Oracle of AI

12/11/2025

Oracle of AI
Oracle of AI

AI Stocks Sway as Oracle Fails to Impress

Oracle shares tanked as much as 14% on Thursday after the tech giant reported disappointing quarterly results. The sell‑off rippled across the AI sector, taking down many rivals too.

Other AI stocks like Nvidia, AMD, Micron, CoreWeave, and Broadcom (just before reporting earnings) saw 2-5% drops in share price.

The reaction shows how tightly the AI trade is now wired together. Investors weren’t just reacting to one quarter of a single company, but to the growing tension between rapid AI expansion and the rising financial strain required to fund it.

A Minor Miss That Matters

Oracle easily beat expectations on profit, but with revenue at $16.06 billion, it slightly missed the $16.21 billion consensus forecast by analysts.

Full‑year capital expenditures jumped to about $50 billion, up from $35 billion in September, spooking investors who were already worried about Oracle’s spending — especially after the issuance of $18 billion jumbo bond back in September. Negative free cash flow and soft guidance didn’t help either. 

Investors expect near-perfection from AI stocks with sky-high valuations.

Oracle's OpenAI Exposure Problem

A major source of investor unease is Oracle’s deep reliance on OpenAI, which represents a huge share of its $523 billion future contracts

Oracle shares surged 36% back in September when the company announced a $300 billion cloud-computing contract with the ChatGPT developer, spanning across five years.

OpenAI’s own spending plans are enormous and increasingly scrutinized, yet because it’s not listed on a stock exchange, investors are exposed to it via Oracle, Microsoft, Nvidia, and other public partners. So, when Oracle shares wobble, it’s a reflection on investor confidence in OpenAI almost as much as in Oracle itself.

What Oracle’s Credit Default Swaps Are Telling

Credit default swaps (CDS) are derivative contracts that protect lenders if a company can’t repay its debt. They can be used for both hedging and speculating. When CDS prices rise, it's usually because investors see a higher risk in that company’s balance sheet.

Oracle’s CDSs have jumped to record highs as the firm borrows heavily to fund AI data‑center buildouts. That doesn’t mean a default is likely, but it shows the market is demanding a higher premium to hold the debt — a sign that its aggressive AI spending is impacting market perception.

Some of the other AI stocks, like CoreWeave, have also seen credit default swaps surging. Higher perceived credit risk can raise borrowing costs, squeeze cash flow, and limit strategic flexibility.

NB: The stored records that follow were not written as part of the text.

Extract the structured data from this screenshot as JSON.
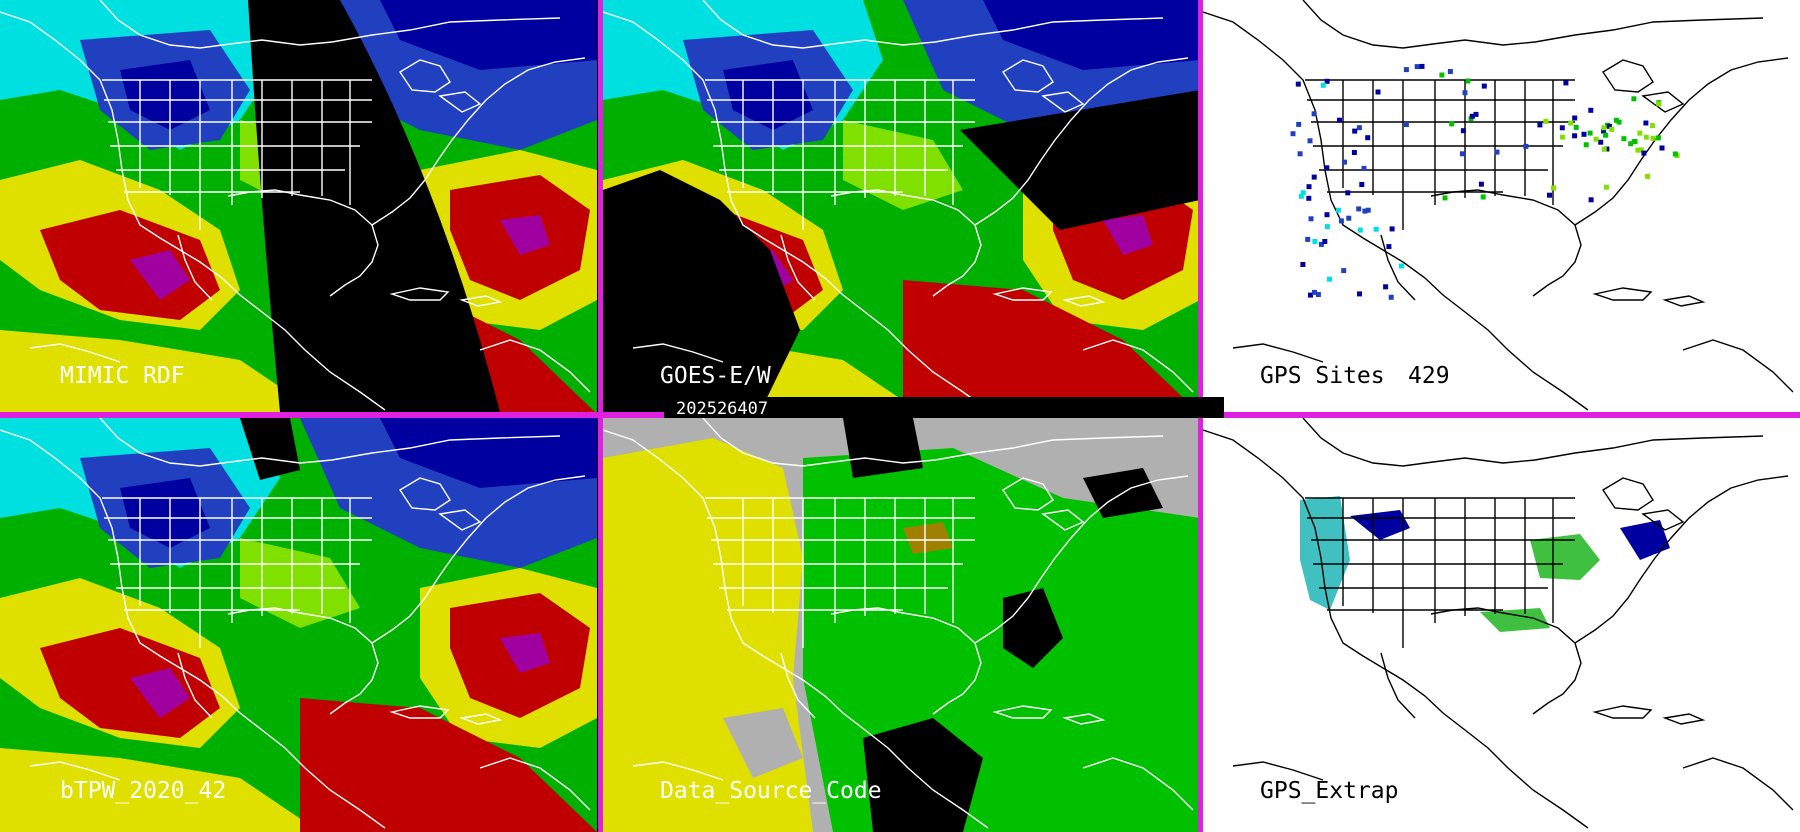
{
  "panels": [
    {
      "id": "mimic",
      "label": "MIMIC RDF"
    },
    {
      "id": "goes",
      "label": "GOES-E/W"
    },
    {
      "id": "gps_sites",
      "label": "GPS Sites",
      "count": "429"
    },
    {
      "id": "btpw",
      "label": "bTPW_2020_42"
    },
    {
      "id": "dsc",
      "label": "Data_Source_Code"
    },
    {
      "id": "gps_extrap",
      "label": "GPS_Extrap"
    }
  ],
  "timestamp": "202526407",
  "colors": {
    "divider": "#e020e0",
    "background": "#000000",
    "map_lines_dark": "#ffffff",
    "map_lines_light": "#000000",
    "moisture_scale": [
      "#0000a0",
      "#2040c0",
      "#00e0e0",
      "#00c000",
      "#80e000",
      "#e0e000",
      "#c00000",
      "#a000a0"
    ],
    "data_source_yellow": "#e0e000",
    "data_source_green": "#00c000",
    "data_source_gray": "#b0b0b0"
  }
}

When CDSs Last Took the Stage

Credit default swaps were central to the 2008 financial crisis. Banks like Lehman Brothers and Bear Stearns had written huge amounts of CDSs on mortgage‑backed securities

When rising interest rates triggered a wave of mortgage defaults, those securities collapsed, and CDS payouts ballooned. CDSs became a symbol of how hidden leverage and thin liquidity can amplify stress across the entire financial system. 

Back then, the CDS market was vast, opaque, and lightly regulated. These days, there's more transparency in the market. Regulators have pushed through central clearing, mandatory trade reporting, and more standardized contracts.